Le TNO vient du Nord, 'stie
 
Antoine Côté Legault : Le Théâtre du Nouvel-Ontario (TNO) est né durant le foisonnement culturel des années 70, au même moment que la Coopérative des Artistes du Nouvel-Ontario (CANO). Comment le TNO a-t-il vu le jour exactement?
 
Geneviève Pineault : La troupe de théâtre étudiante à l'Université Laurentienne, dont faisait partie André Paiement, a créé Moé j'viens du Nord 'stie. La première a eu lieu le 1er février 1971. Il y a eu quelques représentations à Sudbury et c'est ce qui a donné envie aux membres de la troupe de poursuivre la création de pièces à l'extérieur du contexte universitaire. Pendant l'été 1971, le TNO a été créé, puis il y a eu de nouvelles pièces de théâtre. À la même époque, il y a une forme de monmentum et plusieurs institutions voient le jour à Sudbury: la Coopérative des artistes du Nouvel-Ontario (1972), les Éditions Prise de parole (1973), La Nuit sur l’étang (1973), CANO-Musique (1975), etc.
 
ACL : Le TNO a été le premier théâtre franco-ontarien?
 
GP : Le premier théâtre de création du moins, parce que le Théâtre français de Toronto, qui s'appelait à l'époque Théâtre du p'tit bonheur (né en 1967), proposait plutôt un répertoire français et québécois.

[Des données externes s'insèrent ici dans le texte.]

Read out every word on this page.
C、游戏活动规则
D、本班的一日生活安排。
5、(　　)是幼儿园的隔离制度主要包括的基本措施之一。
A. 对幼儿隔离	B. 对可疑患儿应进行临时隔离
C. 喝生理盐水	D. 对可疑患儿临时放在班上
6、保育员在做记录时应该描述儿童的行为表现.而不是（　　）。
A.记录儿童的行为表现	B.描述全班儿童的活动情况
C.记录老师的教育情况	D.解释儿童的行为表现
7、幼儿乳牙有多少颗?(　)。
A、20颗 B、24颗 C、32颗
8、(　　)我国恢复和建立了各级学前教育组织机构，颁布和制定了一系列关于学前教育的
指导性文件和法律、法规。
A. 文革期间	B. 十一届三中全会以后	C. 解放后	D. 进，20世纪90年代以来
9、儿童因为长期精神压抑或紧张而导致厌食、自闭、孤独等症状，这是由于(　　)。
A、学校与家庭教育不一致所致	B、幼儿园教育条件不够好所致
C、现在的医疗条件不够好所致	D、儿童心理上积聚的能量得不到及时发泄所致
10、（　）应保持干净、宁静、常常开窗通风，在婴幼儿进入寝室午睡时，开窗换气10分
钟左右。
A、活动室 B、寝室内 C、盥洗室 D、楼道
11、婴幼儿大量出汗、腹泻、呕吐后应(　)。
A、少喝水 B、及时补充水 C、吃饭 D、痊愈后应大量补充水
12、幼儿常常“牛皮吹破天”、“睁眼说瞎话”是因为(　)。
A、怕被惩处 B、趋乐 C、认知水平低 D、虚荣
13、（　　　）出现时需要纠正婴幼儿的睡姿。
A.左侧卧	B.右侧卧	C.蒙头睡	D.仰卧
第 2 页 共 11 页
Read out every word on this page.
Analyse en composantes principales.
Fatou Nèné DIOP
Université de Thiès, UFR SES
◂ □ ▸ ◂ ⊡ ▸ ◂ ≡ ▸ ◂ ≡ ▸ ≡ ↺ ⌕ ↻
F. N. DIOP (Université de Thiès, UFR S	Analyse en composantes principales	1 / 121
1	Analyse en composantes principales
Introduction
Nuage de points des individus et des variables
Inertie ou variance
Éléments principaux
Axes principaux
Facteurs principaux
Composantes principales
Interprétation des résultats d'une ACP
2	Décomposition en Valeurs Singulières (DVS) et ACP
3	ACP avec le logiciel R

Dès le départ, au Théâtre du Nouvel-Ontario, il y avait une prise de position claire, c'est-à-dire que ce n’était pas les histoires du Québec ou de la France qui nous intéressait. C’était nos histoires qu'on voulait raconter, dans notre langue. De là est né Moé j'viens du Nord, stie.
 
ACL : En 1976, André Paiement quitte la direction artistique du TNO, pour se consacrer à CANO-musique.
 
GP : Hélène Gravel prend le flambeau de 1976 à 1978.
 
ACL : Ensuite, il y a une forme de flottement pendant quelques années.
 
GP : Certaines personnes ont donné un coup de main à la compagnie, comme Alain Poirier, mais le TNO a été réduit pendant quelques années à des documents qui dormaient dans des boites, dans la cave d'Yvan Rancourt, un des membres du conseil d'administration. C'est lui qui a approché Brigitte Haentjens et Jean-Marc Dalpé en 1982 pour qu’ils assument la direction artistique. Brigitte et Jean-Marc ont vraiment repris le TNO et l'ont fait renaître de ses cendres. C'était beaucoup de travail lorsqu'ils sont arrivés dans la région.
 
ACL : Ils ont aussi créé énormément de spectacles ensemble.
 
GP : Oui, ils ont commencé à écrire des pièces de théâtre ensemble, d’abord Hawkesbury blues (1982) pour le Théâtre de la Vieille 17 à Ottawa, ensuite Un ptit bout de stage (1983) et Nickel (1984) au TNO. Jean-Marc écrivait déjà de la poésie seul, mais c’est seulement avec Le chien, en 1987, qu'il s'est mis à écrire du théâtre en solo. La création de cette pièce constitue un des moments marquants dans l'histoire du TNO, le spectacle a connu un grand succès, en plus du texte qui a remporté le prix du Gouverneur général.
 
ACL : La pièce Les Rogers a aussi été écrite et jouée par le trio Robert Bellefeuille, Robert Marinier et Jean-Marc Dalpé durant le mandat de Brigitte Haentjens. Sa création en 1985 a été un événement marquant?
 
GP : C'est sûr qu'il y a eu qu’il y a eu la controverse autour des Rogers et l’annulation de représentations dans le milieu scolaire, mais la pièce a acquis un vrai succès populaire. Il y a eu au dessus d'une centaine de représentations de cette pièce. Les Rogers a été une création importante. On l'oublie parfois, mais c'était la première fois qu'une compagnie de l'Ontario jouait à Montréal. C’est aussi pourquoi on a remonté la pièce pour fêter le 40e du TNO!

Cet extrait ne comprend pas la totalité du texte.